A pure democracy may be a messy form of governance, but it sure is fun to watch some times. Other than some neighborhood associations, one of the few theoretically pure democracies in existence today is the shareholder voting system at publicly traded companies. Rather than gather at a corporate town meeting, companies ask shareholders to sign a 'proxy statement' giving the company the authority to vote the shareholders'shares. Shareholders seldom take their annual proxy statements seriously. The proxy statement is where the company asks the shareholders to approve things like management compensation plans and the corporate auditor. It is pure democracy. Well, sort of. It's more of like a democracy where a person's vote is proportionate to the amount of taxes he pays, since each share usually counts as one vote, not each shareholder.

Proxy statements are also where shareholders decide reorganizations. Such was the case with Hewlett-Packard's planned acquisition of Compaq. For some strange reason, HP decided that its best strategy for surviving (thriving?) in an industry where its products were becoming increasingly indistinguishable from its competitors, was to buy another company in a similarly difficult competitive situation. But there was one hitch: HP's shareholders had to approve the Compaq acquisition. Usually, this sort of issue is perfunctory, as most shareholders either ignore their proxy statements or simply vote in favor of whatever the company executives recommend. But when one of your board members is the grandson of the founder and owns or controls 17 percent of your shares, it makes it a bit difficult to approve an acquisition without his support. When Walter Hewlett announced he was opposing HP's acquisition of Compaq, the chips began to fly. Both the company and Mr. Hewlett spent ten of millions of dollars making their case to shareholders. Full-page ads in the Wall Street Journal and New York Times. Open letters in USA Today. Ads in local newspapers in large cities. Phone calls to shareholders and analysts. It was a regular political campaign.

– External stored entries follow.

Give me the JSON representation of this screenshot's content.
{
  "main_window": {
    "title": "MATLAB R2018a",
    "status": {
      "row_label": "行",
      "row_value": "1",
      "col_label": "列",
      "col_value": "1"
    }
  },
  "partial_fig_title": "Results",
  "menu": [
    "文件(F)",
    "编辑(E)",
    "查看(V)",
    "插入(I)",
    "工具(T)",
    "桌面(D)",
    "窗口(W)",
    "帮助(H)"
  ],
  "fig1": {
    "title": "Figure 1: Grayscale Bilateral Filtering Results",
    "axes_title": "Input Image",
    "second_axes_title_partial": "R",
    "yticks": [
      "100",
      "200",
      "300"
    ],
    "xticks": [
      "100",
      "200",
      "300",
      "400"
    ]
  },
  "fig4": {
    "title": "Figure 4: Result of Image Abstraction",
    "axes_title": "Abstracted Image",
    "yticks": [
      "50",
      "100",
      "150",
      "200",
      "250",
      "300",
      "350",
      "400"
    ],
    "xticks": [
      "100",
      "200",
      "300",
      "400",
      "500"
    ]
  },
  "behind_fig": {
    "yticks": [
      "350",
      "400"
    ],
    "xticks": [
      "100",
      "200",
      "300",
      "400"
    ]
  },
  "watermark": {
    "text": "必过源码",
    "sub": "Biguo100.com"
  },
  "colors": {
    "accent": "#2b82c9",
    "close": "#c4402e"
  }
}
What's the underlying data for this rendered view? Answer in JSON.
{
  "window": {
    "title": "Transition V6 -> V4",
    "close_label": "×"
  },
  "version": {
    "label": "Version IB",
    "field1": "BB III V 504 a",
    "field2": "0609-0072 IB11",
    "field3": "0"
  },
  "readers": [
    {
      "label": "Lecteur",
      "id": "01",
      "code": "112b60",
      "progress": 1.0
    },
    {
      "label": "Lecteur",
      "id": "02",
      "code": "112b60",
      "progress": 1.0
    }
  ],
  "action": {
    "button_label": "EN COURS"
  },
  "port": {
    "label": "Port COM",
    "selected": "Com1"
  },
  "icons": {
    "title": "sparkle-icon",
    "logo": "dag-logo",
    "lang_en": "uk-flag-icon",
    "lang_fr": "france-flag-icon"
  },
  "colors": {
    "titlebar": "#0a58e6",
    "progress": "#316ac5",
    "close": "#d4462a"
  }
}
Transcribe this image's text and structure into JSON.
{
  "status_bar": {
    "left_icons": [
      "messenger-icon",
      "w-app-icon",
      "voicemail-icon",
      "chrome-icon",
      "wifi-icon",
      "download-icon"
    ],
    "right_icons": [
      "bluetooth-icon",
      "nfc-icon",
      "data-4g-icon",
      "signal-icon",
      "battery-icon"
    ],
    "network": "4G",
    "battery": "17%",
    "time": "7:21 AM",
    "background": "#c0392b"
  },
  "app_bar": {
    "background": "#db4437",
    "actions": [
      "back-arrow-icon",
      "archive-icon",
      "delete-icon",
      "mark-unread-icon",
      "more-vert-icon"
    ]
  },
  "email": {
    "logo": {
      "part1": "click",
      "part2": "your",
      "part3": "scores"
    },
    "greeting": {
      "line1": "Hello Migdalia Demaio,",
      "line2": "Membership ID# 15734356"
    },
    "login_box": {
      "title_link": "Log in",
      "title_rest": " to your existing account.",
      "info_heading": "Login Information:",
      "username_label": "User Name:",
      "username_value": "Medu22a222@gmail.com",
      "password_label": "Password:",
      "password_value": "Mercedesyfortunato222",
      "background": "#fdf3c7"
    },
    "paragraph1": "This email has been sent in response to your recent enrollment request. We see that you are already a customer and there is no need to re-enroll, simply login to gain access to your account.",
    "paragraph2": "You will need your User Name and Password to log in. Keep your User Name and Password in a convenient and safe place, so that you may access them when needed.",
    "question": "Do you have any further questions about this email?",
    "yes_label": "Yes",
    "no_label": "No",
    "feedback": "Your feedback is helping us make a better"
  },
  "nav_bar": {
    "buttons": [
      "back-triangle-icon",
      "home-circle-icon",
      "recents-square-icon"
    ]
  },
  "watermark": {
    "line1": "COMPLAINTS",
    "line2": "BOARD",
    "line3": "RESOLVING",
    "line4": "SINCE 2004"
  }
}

Hewlett Packard employee groups took sides. At the shareholders' meeting where the vote officially occurred, some employees jeered their own CEO as she addressed the group. People carried both home made and professionally designed signs outside the meeting hall. Network satellite news trucks lined the sidewalk. And just like a political election, one side immediately proclaimed victory, while the other side held a press conference and declared the vote too close to call. It could be weeks before all of the finger pointing ends. No chads, but Al Gore and George Bush could have been proud of this election.

Watching the HP proxy fight was fun. As unwieldy as it is, it makes me wonder about other proxy votes if the shareholders had been as interested. How many shareholders are now going to review their proxies to see if Arthur Andersen is their auditor? Do AT&T shareholders wish they had voted on their company's crazy acquisitions in the 1990's? Would it be interesting if the executive compensation plans 'decided' by proxy vote received similar attention? I bet there are a bunch of investors in near defunct businesses who wish they'd read their proxy statements a bit more carefully.

Read the proxies; that is where all of the good stuff is.